The Boeing 737-100/-200 series airplanes were certified in 1967. A significant model change was introduced with the advent of the B737-300, which incorporated a new engine variant (CFM-56) and updated flight deck displays and avionics. The B737-300, -400 and-500 series airplanes were type certificated during the 1984-1990 period (November 14, 1984; September 2, 1988; and February 12, 1990, respectively). The Type Certificate Data Sheet (A16WE) shows that the unchanged areas of the 737-300/-400/-500 flight control system carry the same certification basis as the 737-100/-200 airplanes.

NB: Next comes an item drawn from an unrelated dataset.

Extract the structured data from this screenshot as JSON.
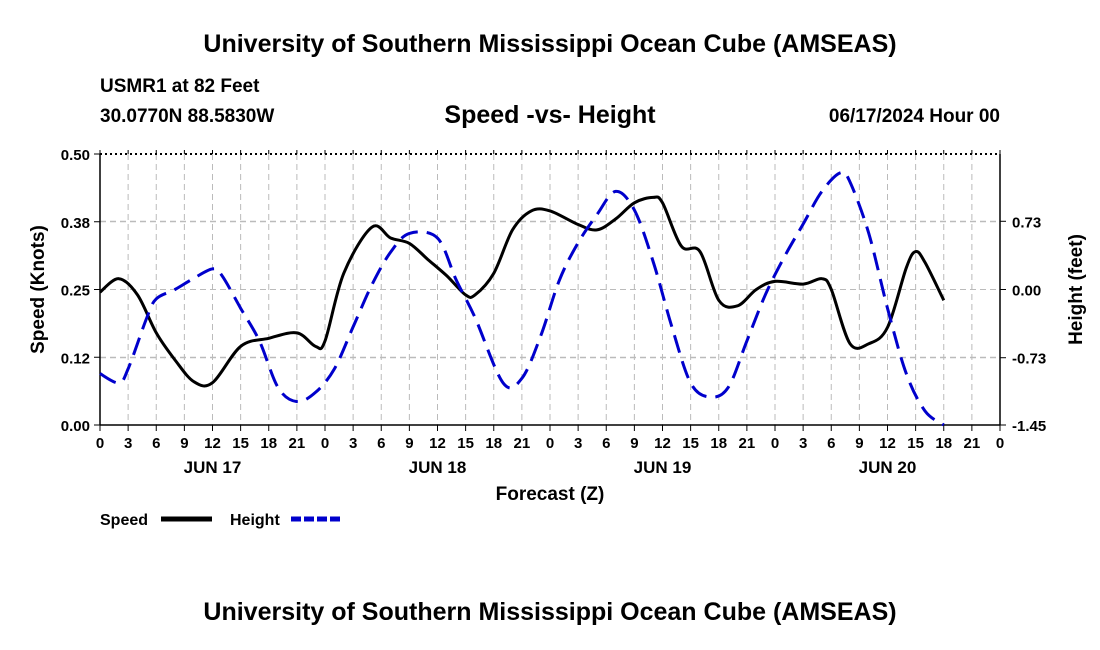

The main transport category rules for the 737-100/-200 and 737-300/-400/-500 airplane flight control systems were 14 Code of Federal Regulations (CFR) 25.695 and 25.1309. The design of the pitch control system on the 737-300/-400/-500 airplanes is essentially unchanged from the 737-100/-200 airplanes.

When the 737-100/-200 airplanes were certified, the FARs did not specifically require consideration of a single point failure mode (such as a single PCU rate jam) as long as the failure mode was considered extremely remote. The FARs have been modified since then, and the current certification regulations cover this area in 14 CFR 25.671, “Control Systems, General” which states the following in part:
(C) The airplane must be shown by analysis, tests, or both, to be capable of continued safe flight and landing after any of the following failures or jamming in the flight control system and surfaces (including trim, lift, drag, and feel systems), within the normal flight envelope, without requiring exceptional piloting skill or strength.
(3) Any jam in a control position normally encountered during takeoff, climb, cruise, normal turns, descent, and landing unless the jam is shown to be extremely improbable, or can be alleviated. A runaway of a flight control to an adverse position and jam must be accounted for if such runaway and subsequent jamming is not extremely improbable.